Sejak saat itu dunia pun memasuki tantangan disruptive. Bila antara 1950-1970 hanya ada 20-an perusahaan Fortune 500 yang ‘keluar’ (mati) setiap tahunnya, kini jumlahnya telah mencapai sekitar 50-an setiap tahunnya.
Dunia menyaksikan pergeseran ekonomi besar-besaran dan pertarungan antara pioneer globalisme vs Nasionalisme. Perdagangan internasional dan sistem keuangan baru mengalami banyak ujian.
Apalagi generasi millenials sudah mulai memegang kendali dalam dunia ekonomi. Uangnya pun berbentuk digital yang tak diterbitkan oleh bank-bank sentral.
Itulah tantangan yang dihadapi ekonom-ekonom muda yang kini menempati posisi strategis. Kata Peter Drucker, mereka hampir pasti akan berhadapan dengan gejolak turbulensi, karena telah muncul teknologi baru yang ditafsirkan para elit melalui kacamata kemarin (old mindset in new technology).
Kita juga berhadapan dengan era finance yang menghadirkan teknik-teknik permodalan dan pemerkayaan aset yang canggih yang menuntut kewaspadaan baru sekaligus kecepatan tindak.
Dunia usaha juga tengah berselancar dalam teknik-teknik financial leverage yang kompleks yang hidup dalam cara berpikir yang berbeda dengan yang dialami generasi-generasi sebelumnya. Yang satu mengatakan potensi value creation dibiarkan hilang begitu saja, sementara yang lain mengecam atas dasar pandangan-pandangan sempit.
Ekonom-ekonom terkini baru mengatasi separuh dari seluruh peta besar ekonomi dunia yang penuh tipu muslihat perebutan kekayaan itu. Kita mendengar ucapan Sri Mulyani di Fakultas Hukum UI belum lama ini: Potensi ekonomi Indonesia luar biasa, tetapi terlalu banyak hambatan yang membuatnya sulit bergerak.

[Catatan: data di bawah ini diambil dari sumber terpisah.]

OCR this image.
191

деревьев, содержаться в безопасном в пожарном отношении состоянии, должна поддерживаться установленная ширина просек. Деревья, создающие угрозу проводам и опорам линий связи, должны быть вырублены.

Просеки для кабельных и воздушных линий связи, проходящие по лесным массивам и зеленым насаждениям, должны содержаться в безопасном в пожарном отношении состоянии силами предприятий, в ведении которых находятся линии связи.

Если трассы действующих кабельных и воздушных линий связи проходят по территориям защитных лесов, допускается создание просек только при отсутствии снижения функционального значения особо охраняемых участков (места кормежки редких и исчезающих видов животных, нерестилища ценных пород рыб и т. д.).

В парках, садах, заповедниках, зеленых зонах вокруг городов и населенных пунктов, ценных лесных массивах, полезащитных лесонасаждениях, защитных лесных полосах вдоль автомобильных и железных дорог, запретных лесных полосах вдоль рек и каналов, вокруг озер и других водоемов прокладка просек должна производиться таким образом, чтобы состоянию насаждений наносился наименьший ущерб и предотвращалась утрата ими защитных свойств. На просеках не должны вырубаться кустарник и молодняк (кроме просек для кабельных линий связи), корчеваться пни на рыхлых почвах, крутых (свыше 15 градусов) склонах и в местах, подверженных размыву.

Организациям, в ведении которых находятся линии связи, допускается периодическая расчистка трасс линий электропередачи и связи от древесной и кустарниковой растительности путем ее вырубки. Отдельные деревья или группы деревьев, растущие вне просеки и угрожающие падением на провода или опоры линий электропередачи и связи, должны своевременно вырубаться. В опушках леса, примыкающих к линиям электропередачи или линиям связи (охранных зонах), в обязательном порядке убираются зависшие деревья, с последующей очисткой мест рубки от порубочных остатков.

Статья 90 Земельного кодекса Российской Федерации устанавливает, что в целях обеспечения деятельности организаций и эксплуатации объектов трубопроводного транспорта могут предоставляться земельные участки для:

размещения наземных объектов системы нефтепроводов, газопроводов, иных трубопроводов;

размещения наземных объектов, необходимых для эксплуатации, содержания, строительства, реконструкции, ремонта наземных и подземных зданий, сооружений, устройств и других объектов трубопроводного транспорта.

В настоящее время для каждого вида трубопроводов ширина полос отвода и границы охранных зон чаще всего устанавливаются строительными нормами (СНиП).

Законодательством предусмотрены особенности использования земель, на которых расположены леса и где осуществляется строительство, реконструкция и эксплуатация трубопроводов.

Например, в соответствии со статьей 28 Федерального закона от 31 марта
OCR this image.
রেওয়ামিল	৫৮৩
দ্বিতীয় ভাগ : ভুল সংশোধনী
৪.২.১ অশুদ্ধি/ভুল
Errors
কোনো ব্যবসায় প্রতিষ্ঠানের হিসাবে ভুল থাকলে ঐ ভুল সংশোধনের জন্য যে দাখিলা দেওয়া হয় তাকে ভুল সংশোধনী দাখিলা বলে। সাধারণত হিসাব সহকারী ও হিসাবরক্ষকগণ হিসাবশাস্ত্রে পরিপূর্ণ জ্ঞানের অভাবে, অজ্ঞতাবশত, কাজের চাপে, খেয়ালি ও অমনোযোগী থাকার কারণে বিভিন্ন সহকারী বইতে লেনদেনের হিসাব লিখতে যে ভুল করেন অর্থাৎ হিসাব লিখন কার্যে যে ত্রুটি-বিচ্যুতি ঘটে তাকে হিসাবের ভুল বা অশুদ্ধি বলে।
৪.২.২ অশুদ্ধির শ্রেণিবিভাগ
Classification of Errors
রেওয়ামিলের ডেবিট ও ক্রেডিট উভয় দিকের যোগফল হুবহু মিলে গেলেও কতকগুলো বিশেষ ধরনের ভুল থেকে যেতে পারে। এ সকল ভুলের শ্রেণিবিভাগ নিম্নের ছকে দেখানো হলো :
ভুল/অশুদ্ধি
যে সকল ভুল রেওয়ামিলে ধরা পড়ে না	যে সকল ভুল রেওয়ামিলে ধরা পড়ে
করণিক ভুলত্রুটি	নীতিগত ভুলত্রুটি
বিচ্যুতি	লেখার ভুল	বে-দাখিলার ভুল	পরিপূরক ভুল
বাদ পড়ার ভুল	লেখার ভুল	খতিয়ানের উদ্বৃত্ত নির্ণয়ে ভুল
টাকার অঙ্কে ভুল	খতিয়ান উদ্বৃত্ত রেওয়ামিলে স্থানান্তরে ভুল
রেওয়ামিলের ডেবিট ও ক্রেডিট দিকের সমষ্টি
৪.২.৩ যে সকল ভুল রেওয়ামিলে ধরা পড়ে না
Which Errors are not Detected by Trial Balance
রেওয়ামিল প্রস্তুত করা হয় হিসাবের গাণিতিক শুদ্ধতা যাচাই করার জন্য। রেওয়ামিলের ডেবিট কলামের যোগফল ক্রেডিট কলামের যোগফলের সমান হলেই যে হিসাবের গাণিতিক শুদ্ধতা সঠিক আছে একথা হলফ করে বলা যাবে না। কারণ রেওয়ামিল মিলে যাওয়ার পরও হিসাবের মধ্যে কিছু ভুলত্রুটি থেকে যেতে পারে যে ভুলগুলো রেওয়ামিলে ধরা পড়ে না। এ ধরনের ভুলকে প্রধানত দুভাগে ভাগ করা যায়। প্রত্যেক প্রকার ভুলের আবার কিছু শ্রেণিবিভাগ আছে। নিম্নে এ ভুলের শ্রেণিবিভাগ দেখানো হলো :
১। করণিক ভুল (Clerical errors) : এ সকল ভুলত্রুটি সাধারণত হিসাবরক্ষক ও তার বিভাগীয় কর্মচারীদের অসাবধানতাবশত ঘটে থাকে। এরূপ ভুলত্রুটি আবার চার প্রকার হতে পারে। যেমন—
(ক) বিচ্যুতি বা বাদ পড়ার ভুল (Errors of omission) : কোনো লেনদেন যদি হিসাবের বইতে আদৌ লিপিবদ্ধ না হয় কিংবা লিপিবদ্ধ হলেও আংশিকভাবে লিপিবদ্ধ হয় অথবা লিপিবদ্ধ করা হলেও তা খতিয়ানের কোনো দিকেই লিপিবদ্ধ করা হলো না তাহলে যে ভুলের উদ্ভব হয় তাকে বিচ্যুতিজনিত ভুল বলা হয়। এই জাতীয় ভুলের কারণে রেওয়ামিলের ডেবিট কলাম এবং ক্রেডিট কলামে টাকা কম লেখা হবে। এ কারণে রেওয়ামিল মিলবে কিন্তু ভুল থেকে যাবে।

Sebagian orang menafsirkan, dia pasti akan mengambil langkah-langkah deregulasi yang agresif, untuk membuang belenggu-belenggu yang menghadapi kelincahan gerak ekonomi negeri ini.
Bagi kita, rakyat, ini tentu kabar gembira. Sebab belenggu-belenggu itu memang harus dibongkar. Belenggu-belenggu itu adalah kesepakatan jahat antara berbagai kepentingan.
Tetapi jangan lupa, setiap kemajuan pasti menimbulkan reaksi geopolitik yang tak ringan. Maka, cara pandang mereka, menurut hemat saya, akan jauh berbeda dari pandangan para ekonom pendahulunya.
Lagi pula Illini bukan cuma SMI. Semua amat tergantung pada orkestrator yang memimpinnya yang menghendaki ketangkasan (agility). Mereka pasti menghadapi dilema-dilema yang tak ringan, antara nasionalisme dan daya saing global yang mensyaratkan pentingnya agility itu.
Entahlah kalau masih ada yang ingin menyebut mereka ‘mafia’.